Federal Assembly of Switzerland
- Long title Federal Act on the Privileges, Immunities and Facilities and the Financial Subsidies granted by Switzerland as a Host State (SR 192.12) ;
- Territorial extent: Switzerland
- Enacted by: Federal Assembly of Switzerland
- Enacted: 22 June 2007
- Commenced: 1 January 2008

Repeals
- Federal decree concerning the conclusion or modification of agreements with international organizations in order to determine their legal status in Switzerland (1955)

= Host State Act (Switzerland) =

Swiss federal law

The Host State Act (HSA) (Note: Gaststaatgesetz, GSG; Loi sur l’État hôte, LEH; Legge sullo Stato ospite, LSO) is a Swiss federal law that governs the granting of privileges, immunities and financial support to foreign representations, as well as to international organizations and conferences it hosts on its territory.

It was adopted on 22 June 2007 by the Federal Assembly and came into force on 1 January 2008.

== Scope ==
The HSA allows the confederation to grant a wide range of privileges, immunities, and facilities to eligible institutions. These include (art. 3):

- immunity from legal proceedings and the enforcement of judgments;
- exemption from taxation (direct, indirect, custom duties) and from the Swiss social security system;
- exemption from Swiss entry and residence requirements;
- exemption from all personal services, from all public service and from all military duties or obligations of any kind;
- freedom of communication, movement and travel;
- freedom to acquire, receive, hold, transfer and convert funds, currencies, cash and other movable property;
- acquisition of land and building for its own purpose (art. 16).

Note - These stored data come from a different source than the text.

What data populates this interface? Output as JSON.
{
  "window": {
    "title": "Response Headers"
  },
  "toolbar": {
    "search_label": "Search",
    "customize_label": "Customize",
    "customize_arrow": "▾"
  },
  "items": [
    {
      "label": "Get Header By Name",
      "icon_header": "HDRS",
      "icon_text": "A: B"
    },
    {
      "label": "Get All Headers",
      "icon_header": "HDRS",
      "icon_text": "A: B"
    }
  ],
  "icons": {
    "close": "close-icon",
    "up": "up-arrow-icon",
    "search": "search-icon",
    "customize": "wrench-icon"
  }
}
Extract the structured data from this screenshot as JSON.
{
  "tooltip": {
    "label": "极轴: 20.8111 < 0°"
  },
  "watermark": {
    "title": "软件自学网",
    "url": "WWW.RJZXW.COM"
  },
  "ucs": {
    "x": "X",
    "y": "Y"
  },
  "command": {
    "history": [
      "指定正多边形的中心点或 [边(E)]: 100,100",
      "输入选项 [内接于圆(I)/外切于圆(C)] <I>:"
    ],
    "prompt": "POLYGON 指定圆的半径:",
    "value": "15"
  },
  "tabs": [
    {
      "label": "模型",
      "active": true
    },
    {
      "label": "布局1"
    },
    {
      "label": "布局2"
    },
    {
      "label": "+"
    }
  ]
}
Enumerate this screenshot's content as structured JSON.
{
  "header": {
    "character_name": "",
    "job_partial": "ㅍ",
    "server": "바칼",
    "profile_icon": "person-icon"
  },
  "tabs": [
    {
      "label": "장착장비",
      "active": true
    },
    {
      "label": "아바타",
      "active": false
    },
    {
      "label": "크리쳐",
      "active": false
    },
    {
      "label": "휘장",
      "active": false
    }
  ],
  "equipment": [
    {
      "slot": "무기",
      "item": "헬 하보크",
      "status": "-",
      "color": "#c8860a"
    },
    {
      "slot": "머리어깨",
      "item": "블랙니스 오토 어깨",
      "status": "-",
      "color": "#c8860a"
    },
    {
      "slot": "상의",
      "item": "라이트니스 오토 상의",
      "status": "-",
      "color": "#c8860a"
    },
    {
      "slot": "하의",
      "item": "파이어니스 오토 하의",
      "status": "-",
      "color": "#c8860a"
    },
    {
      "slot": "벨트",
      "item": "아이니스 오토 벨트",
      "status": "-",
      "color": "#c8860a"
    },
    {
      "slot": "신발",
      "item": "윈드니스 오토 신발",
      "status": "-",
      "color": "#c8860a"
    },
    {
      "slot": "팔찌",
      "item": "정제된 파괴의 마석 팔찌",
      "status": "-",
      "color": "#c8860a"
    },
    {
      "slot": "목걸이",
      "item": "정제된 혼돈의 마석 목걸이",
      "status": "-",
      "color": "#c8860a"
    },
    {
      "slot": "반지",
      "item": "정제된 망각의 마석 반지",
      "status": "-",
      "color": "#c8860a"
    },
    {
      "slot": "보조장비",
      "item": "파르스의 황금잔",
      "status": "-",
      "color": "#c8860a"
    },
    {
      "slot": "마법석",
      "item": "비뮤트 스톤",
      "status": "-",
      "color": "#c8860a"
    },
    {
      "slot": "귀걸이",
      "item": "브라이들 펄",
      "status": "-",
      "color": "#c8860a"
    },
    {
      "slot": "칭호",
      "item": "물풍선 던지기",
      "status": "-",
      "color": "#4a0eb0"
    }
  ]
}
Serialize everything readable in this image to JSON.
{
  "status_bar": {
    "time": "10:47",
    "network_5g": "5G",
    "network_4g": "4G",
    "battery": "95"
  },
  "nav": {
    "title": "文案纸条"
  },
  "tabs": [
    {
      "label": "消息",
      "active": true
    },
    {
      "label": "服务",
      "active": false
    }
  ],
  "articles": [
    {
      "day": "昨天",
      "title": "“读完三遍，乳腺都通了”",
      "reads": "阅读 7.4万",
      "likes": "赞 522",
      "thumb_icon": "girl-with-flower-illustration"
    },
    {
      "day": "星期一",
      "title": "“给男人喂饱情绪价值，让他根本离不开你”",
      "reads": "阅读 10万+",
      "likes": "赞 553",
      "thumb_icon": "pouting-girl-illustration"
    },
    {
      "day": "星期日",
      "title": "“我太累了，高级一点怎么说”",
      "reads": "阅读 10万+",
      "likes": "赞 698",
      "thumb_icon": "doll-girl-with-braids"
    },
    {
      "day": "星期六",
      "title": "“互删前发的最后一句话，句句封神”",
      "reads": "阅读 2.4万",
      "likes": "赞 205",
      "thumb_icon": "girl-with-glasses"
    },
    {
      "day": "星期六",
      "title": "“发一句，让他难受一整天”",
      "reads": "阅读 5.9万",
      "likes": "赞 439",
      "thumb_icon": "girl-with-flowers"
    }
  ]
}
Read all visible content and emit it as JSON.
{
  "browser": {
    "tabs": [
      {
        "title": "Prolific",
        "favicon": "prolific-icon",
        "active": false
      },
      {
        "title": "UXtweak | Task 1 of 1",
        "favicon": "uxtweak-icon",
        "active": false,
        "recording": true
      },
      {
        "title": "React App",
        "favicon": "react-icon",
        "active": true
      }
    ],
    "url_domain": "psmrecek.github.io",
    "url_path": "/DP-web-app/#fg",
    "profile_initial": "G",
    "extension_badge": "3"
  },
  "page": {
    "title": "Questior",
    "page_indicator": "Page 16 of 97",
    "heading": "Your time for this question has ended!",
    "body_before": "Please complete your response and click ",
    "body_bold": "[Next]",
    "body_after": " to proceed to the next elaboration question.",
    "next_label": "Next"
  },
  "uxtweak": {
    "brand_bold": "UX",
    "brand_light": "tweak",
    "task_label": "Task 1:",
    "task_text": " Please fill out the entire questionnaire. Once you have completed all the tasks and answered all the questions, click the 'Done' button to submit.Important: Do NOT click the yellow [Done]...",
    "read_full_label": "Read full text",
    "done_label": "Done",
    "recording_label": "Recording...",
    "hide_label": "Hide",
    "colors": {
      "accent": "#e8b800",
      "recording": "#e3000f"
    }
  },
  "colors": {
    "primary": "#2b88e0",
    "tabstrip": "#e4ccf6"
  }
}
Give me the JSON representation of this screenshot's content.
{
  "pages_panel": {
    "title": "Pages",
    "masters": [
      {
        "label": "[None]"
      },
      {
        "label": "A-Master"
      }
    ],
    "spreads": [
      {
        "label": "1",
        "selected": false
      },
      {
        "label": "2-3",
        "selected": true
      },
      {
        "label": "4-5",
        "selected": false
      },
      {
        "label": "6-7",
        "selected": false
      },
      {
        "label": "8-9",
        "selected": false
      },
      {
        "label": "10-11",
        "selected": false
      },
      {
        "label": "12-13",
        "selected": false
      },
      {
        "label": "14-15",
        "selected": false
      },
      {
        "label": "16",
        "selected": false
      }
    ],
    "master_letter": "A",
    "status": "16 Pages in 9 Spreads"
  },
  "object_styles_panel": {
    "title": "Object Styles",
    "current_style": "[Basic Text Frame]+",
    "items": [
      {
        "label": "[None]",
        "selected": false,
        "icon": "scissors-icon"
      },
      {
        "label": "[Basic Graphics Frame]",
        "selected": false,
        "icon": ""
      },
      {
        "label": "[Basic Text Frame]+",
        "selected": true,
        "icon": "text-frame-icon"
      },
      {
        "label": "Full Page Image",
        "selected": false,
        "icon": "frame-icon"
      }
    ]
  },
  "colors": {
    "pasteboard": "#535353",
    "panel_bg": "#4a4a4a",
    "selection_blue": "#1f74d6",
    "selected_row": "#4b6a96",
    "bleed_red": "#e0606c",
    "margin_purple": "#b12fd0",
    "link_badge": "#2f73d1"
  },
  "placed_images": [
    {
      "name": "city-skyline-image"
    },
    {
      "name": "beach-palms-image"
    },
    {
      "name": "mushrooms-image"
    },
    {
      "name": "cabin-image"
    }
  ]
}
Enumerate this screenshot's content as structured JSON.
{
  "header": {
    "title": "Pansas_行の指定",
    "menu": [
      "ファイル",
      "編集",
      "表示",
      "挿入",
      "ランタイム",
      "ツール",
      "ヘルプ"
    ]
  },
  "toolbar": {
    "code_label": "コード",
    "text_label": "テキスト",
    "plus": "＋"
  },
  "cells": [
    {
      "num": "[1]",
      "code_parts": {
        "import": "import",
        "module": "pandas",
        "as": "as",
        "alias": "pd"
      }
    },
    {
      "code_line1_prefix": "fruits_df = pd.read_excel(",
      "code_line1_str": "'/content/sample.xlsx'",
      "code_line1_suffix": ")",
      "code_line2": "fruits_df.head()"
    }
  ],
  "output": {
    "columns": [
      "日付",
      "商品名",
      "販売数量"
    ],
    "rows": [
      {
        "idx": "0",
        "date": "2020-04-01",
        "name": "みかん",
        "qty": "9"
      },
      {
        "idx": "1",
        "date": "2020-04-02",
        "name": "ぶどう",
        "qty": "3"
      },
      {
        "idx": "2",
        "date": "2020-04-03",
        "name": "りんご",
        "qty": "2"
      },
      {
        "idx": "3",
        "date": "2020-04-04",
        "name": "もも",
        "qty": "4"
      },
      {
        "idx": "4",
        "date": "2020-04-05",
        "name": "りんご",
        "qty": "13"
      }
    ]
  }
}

Not all organizations receive the same type of privileges, which are negotiated on a case-by-case basis. Institutions benefiting from these privileges include the United Nations, the WEF, GAVI, Interpeace, and the Centre for Humanitarian Dialogue.

== Previous laws ==
The law replaced a number of previous laws and ordinances that dealt with host state policy, most importantly the "Federal decree concerning the conclusion or modification of agreements with international organizations in order to determine their legal status in Switzerland" (Note: Bundesgesetz über die Rückerstattung unrechtmässig erworbener Vermögenswerte politisch exponierter Personen, RuVG; Loi sur la restitution des avoirs illicites, LRAI; Legge sulla restituzione degli averi di provenienza illecita, LRAI) from 1955.